The patients with CAF often remain asymptomatic. Whether or not a patient develops symptoms depends on the severity of the left to right shunt and the degree of volume overload produced by the fistula [6]. The complications of CAF include pulmonary hypertension, acute myocardial infarction, sudden cardiac death, coronary steal, congestive heart failure, endocarditis, stroke, arrhythmias, coronary aneurysm, and superior vena cava syndrome [7]. The risk of complications increases with age [9]. Coronary angiography remains the gold standard for diagnosis. It can reliably demonstrate the proximal part of CAF and allows assessment of the size and number of fistulas. Transthoracic echocardiography combined with Doppler color flow imaging, transesophageal echocardiography, magnetic resonance imaging, and contrast-enhanced multidetector tomography can be used as an adjunct to coronary angiography [10].

Spontaneous closure of CAF is uncommon [6]. Treatment for asymptomatic fistulas without significant shunting remains controversial. It has been suggested to decrease future cardiovascular complications, such as infective endocarditis, heart failure or pulmonary hypertension but data are lacking [11]. The usual indications for treatment include symptomatology in combination with the proximal location of the fistula, a single drain site, extra-anatomic termination of the fistula away from normal coronaries, older patient age, and absence of joint cardiac disorders requiring surgical intervention [10]. Trans-catheter techniques are recommended provided there is the absence of multiple fistulas, absence of large branch vessels, single narrow draining site and safe accessibility to the artery supplying the fistula [12]. Transcatheter techniques such as detachable occlusion coils and balloons, amplatzer vascular plugs and umbrella devices, covered stents and histoacryl resins have been previously used to close the CAF [13-14]. Procedural complications such as myocardial infarction, device embolization, fistula dissection, arrhythmias, and death have been previously reported in such cases [14].

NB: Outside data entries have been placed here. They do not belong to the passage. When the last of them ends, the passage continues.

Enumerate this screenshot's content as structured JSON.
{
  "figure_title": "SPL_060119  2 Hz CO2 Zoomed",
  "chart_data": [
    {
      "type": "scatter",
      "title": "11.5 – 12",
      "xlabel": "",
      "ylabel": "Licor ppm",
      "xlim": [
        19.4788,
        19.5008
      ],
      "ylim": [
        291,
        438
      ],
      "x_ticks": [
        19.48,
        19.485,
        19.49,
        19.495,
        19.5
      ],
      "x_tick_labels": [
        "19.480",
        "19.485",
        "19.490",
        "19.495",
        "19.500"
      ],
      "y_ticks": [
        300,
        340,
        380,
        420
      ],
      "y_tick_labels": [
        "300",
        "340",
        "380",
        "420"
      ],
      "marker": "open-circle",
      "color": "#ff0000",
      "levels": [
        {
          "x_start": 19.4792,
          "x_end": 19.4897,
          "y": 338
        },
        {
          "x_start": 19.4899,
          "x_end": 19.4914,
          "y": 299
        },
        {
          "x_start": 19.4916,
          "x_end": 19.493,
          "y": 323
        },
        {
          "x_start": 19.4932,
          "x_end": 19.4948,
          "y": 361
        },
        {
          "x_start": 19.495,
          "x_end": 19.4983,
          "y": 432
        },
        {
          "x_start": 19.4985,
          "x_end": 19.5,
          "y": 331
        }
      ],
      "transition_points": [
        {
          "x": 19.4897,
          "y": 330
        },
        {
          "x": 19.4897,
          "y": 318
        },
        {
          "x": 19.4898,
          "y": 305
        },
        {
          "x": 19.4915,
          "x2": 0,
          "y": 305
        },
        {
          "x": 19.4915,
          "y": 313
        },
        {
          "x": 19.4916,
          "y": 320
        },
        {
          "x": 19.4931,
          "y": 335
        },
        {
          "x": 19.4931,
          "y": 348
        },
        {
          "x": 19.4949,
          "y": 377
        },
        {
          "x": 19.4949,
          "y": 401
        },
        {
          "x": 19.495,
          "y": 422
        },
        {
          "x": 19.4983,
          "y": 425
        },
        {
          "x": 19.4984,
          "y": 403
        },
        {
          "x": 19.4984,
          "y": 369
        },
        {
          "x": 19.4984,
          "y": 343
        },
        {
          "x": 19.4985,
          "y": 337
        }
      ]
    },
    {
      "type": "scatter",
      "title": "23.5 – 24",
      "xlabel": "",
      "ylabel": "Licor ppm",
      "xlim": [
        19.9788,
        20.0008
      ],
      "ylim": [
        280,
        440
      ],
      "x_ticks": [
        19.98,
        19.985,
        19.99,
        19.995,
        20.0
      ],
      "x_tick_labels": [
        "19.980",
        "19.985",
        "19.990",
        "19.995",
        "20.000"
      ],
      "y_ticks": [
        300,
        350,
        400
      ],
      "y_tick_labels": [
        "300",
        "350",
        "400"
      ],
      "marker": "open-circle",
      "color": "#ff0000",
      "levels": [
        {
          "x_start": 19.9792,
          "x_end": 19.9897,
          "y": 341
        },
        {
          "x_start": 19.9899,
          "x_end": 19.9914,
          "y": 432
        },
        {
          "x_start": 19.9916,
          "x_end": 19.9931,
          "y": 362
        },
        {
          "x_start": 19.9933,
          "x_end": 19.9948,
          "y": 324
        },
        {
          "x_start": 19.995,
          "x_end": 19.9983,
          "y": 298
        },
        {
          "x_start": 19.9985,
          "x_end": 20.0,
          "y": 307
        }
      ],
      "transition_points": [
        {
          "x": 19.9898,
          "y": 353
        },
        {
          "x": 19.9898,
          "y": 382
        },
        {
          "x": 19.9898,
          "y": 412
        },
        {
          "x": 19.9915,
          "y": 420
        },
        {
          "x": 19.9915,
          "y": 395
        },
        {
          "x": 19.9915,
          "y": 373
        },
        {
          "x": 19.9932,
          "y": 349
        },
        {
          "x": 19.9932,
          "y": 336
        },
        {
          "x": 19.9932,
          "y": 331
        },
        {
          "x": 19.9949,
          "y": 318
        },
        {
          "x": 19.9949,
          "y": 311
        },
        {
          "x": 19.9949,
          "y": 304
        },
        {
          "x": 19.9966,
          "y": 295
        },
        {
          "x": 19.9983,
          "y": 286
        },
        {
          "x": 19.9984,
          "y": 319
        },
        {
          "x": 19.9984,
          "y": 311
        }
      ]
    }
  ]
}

The abstract of this article has been presented at the Cardiovascular Research Technologies (CRT) Conference in 2019. "Abstract: Vindhyal M, Boppana VS Non-Atherosclerotic Coronary Angina. Cardiovascular Research Technologies (CRT) Conference, May 2-5 2019."

Conclusions

Surgical ligation and transcatheter techniques are known treatment options for CAF with similar success rates and mortality and morbidity outcomes. Transcatheter techniques can be used to close CAF provided there is a single narrow draining site that can be safely accessible. Our patient presented with symptoms of stable angina which was unmasked during exercise stress testing. His symptoms are explained by the “steal” phenomenon where coronary blood flow is shunted to the pulmonary artery at the expense of myocardium, resulting in angina. The patient's symptoms abated after successful ligation of the fistula using a robotic arm.